Concerns mount at Right to Buy extension

Co-operative housing organisations and community land trusts are on high alert in case the government’s newly announced Right to Buy provisions for housing association tenants affect community-led housing...

Co-operative housing organisations and community land trusts are on high alert in case the government’s newly announced Right to Buy provisions for housing association tenants affect community-led housing initiatives.

The community land trust movement in particular is concerned at what could be included in the Conservatives’ as-yet unpublished Housing Bill. Recent years have seen a rapid growth in community land trusts (CLTs) in Britain.

These are democratically controlled grassroots ventures in rural and urban areas which focus on providing affordable housing where the commercial housing market has failed.

Catherine Harrington, director of the National CLT Network, says her organisation will be lobbying hard to ensure CLTs are excluded from any Right to Buy provisions.

“We’re going to be arguing for exemption until we’re blue in the face,” she says.

The central tenet behind the CLT idea is that land and property is held permanently in trust on behalf of the community. But, depending on the exact provisions of the Housing Bill, those CLTs which rent homes at affordable rents to tenants could find themselves losing their properties through Right to Buy applications.

As Ms Harrington points out, such a development could be potentially disastrous to the CLT concept.

If CLTs were to be caught under Right to Buy legislation, those most vulnerable would be the trusts who have chosen to become ‘registered providers’ of social housing, or who have entered into partnership agreements with an existing registered provider such as a housing association.

These are the two alternative routes typically followed by CLTs who want to access grant funding for new developments through the Affordable Homes Programme run by the government’s Homes and Communities Agency.

A further anxiety is that local authorities – which have, in a number of cases, passed development land to CLTs for affordable housing at below market value – may adopt a more unbending approach. Local authorities, already bearing the brunt of public sector funding cuts, are intended by the government to be the agents who will refund housing associations for losses incurred through Right to Buy.

“As always, the devil will be in the detail. We won’t know until a draft bill is published how the government intends to implement Right to Buy,” says David Rodgers, chief executive until his recent retirement of CDS Co-operatives, former president of Co-operative Housing International and now an elected member of Labour’s housing executive committee.

He says the government would be foolish to try to extend the provisions more widely than housing associations – but adds: “I’m surprised they’re foolish enough to do this anyway. It’s just a nonsensical policy.”

Before a new Housing Act is passed, the details will be subject to scrutiny in the Commons and the Lords, offering an opportunity for organisations such as the National CLT Network to undertake detailed lobbying work.

Margaret Thatcher’s Housing Act 1980 included a number of exemptions from the first Right to Buy provisions, which included some types of rented housing (including almshouses and council houses in national parks and scheduled rural areas).

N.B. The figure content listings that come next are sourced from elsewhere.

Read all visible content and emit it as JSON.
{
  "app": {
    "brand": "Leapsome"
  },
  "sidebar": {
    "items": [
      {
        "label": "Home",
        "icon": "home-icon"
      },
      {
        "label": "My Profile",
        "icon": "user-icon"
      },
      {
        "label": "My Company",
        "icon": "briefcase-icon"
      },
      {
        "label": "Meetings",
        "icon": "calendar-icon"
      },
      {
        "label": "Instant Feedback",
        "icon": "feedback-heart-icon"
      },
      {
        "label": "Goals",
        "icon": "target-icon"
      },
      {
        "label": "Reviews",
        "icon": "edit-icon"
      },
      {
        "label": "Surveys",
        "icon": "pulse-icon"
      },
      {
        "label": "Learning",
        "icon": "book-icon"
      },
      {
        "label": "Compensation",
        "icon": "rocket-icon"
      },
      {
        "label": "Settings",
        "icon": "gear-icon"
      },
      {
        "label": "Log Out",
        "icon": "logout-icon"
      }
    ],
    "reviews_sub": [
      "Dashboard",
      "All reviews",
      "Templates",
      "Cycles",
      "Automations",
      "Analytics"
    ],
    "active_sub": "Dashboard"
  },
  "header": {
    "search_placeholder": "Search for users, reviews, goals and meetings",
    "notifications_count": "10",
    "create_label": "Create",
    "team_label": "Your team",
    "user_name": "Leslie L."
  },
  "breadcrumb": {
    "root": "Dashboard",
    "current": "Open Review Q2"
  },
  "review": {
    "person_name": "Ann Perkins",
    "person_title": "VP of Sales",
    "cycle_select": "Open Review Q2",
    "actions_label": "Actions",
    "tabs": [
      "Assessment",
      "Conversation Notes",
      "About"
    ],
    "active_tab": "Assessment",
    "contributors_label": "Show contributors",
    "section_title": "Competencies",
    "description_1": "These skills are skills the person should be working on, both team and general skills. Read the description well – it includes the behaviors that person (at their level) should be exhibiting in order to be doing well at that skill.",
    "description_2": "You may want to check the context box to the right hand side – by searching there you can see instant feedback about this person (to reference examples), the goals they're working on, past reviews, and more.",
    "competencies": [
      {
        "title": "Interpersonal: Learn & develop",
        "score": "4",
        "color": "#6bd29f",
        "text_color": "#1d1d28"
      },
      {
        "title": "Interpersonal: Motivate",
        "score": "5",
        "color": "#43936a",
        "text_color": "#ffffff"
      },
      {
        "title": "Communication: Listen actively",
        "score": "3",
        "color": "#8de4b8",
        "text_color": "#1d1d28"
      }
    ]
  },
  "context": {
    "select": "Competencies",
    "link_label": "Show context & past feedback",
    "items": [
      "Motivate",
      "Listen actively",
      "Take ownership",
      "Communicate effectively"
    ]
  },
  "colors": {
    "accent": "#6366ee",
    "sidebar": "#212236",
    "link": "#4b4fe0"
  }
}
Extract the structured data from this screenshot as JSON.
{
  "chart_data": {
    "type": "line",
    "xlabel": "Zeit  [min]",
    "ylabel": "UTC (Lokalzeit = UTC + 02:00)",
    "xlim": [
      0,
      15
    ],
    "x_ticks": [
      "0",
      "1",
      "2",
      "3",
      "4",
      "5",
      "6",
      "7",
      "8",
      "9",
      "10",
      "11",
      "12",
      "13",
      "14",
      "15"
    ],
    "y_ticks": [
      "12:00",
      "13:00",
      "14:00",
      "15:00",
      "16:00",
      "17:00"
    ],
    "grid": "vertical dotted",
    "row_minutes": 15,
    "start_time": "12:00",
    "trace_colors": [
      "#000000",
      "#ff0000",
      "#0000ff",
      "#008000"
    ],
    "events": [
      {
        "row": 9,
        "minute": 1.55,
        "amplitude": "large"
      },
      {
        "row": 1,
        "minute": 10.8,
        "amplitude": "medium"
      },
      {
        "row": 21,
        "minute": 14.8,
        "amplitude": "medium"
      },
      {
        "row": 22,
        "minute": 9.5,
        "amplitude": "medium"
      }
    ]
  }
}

The expectation is that the new legislation will also include certain exemptions which could potentially assist those CLTs operating in villages and small rural towns.

Another possible lever to be used in the lobbying work is that many CLTs are in rural, Tory-held seats. “Local Tory MPs won’t necessarily want to be against their CLT,” says Nic Bliss, chair of the Confederation of Co-operative Housing (CCH).

His organisation is also closely watching developments in David Cameron’s scheme and is preparing to engage in active lobbying.

Nevertheless, housing co-operatives (or at least fully mutual housing co-operatives, those where co-op membership is a condition of tenancy) are arguably likely to be less at risk. Fully mutual co-ops are already exempt from Right to Buy and the separate Right to Acquire provisions for housing associations, not least because shared membership of a co-op can be already construed as a form of home ownership.

One concern raised by Catherine Harrington is that the government seems determined to bring in the new legislation very quickly. The Right to Buy pledge was pushed by Mr Cameron at the first Prime Minister’s Questions of the new Parliament, and Ms Harrington says the Government has indicated a desire to bring in the Housing Bill in its first hundred days. Her organisation met in early June with other community-led housing organisations, including the Confederation of Co-operative Housing, to discuss joint work.

But a new Housing Act could also offer opportunities.

Community land trusts are already subject to statutory definition (in the Housing and Regeneration Act 2008), but the wider community-led housing movement has not, as yet, been formally defined in legislation.

Ms Harrington says the new Act could be a good opportunity to rectify this. Provisions to exempt CLTs and similar community-led housing ventures from leasehold enfranchisement requirements could also help meet a long-running concern of the movement.

And ironically, assuming that fully mutual co-operatives remain exempt from Right to Buy provisions, it is conceivable that the new legislation could actually encourage a new upsurge of interest in the co-operative housing solution, as an alternative to traditional housing association models.

At the moment, however, the focus is firmly on the risks posed by Right to Buy – and the legal advice to support the lobbying work is already being sought.